Volga Germans - The 20th Century

The 20th Century

Following the Russian Revolution, the Volga German Autonomous Soviet Socialist Republic (Autonome Sozialistische Sowjet-Republik der Wolga-Deutschen in German; АССР Немцев Поволжья in Russian) was established in 1924, and it lasted until 1941. Its capital was Engels, known as Pokrovsk (Kosakenstadt in German) before 1931.

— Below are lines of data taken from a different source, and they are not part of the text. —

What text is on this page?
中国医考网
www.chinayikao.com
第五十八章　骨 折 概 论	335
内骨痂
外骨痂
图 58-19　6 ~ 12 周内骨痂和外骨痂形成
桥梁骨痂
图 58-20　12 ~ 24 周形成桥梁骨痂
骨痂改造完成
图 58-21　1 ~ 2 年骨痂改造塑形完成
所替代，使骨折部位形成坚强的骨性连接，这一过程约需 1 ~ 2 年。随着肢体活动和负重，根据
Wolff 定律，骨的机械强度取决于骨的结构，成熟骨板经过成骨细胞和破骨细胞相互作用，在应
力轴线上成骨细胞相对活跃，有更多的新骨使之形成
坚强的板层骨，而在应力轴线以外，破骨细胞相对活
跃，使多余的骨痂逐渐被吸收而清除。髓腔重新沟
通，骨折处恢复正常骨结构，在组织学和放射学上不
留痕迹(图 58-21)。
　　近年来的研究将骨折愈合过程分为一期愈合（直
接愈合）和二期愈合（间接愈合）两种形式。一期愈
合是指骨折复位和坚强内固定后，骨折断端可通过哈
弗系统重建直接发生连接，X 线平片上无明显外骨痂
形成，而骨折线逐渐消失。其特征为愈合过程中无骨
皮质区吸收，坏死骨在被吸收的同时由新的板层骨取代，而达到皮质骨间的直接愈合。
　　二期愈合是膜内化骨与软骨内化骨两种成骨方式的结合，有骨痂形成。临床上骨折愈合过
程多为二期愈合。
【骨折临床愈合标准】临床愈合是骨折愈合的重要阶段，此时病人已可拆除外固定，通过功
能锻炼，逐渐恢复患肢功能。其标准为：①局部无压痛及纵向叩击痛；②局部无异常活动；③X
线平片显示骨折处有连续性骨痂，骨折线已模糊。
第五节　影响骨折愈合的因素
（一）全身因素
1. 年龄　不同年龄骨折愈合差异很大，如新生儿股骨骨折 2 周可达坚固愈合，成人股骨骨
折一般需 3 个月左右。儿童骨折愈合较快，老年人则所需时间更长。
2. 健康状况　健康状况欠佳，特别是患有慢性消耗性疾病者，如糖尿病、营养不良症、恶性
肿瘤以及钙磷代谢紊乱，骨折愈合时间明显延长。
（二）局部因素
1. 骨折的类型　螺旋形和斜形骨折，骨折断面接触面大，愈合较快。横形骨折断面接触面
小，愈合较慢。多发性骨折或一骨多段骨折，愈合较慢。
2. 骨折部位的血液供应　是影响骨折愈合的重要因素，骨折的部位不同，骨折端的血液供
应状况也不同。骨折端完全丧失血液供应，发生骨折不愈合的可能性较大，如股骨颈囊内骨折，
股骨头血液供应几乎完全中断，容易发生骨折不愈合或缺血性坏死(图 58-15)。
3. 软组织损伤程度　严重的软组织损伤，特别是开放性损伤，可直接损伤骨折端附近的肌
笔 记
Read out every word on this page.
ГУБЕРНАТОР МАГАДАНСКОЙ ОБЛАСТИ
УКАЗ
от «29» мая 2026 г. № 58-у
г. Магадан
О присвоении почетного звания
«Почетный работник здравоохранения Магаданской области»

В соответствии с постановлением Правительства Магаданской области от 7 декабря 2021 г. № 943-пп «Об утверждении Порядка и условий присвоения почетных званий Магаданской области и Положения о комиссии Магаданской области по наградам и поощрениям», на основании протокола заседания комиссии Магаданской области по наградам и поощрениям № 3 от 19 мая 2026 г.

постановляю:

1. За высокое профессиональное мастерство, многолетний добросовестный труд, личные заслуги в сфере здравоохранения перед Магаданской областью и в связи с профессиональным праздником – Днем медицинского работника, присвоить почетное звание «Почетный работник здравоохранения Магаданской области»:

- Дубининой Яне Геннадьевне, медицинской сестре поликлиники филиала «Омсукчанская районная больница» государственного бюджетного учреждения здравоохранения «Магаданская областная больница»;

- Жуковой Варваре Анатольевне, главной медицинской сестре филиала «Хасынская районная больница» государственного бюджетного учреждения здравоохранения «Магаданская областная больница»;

When Hitler invaded the Soviet Union, Stalin was worried that the Volga Germans might collaborate with the invaders. On August 28, 1941, he dissolved the Volga-German ASSR and ordered the immediate relocation of ethnic Germans, both from the Volga and from a number of other traditional areas of settlement. Approximately 400,000 Volga Germans were stripped of their land and houses, and transported eastward to Kazakhstan in Soviet Central Asia, Altai Krai in Siberia, and other remote areas. Other minority ethnic groups were also deported into internal exile in labor camps, including North Caucasian Muslim ethnic groups, Kalmyks and Crimean Tatars. In 1942 nearly all the able-bodied German population was conscripted to the Labor Army. About one third did not survive the labour camps.

In 1941 after the Nazi invasion, the NKVD (via Prikaz 35105) banned ethnic Germans from serving in the Soviet military. They sent tens of thousands of these soldiers to the Trudarmii (Labor Army).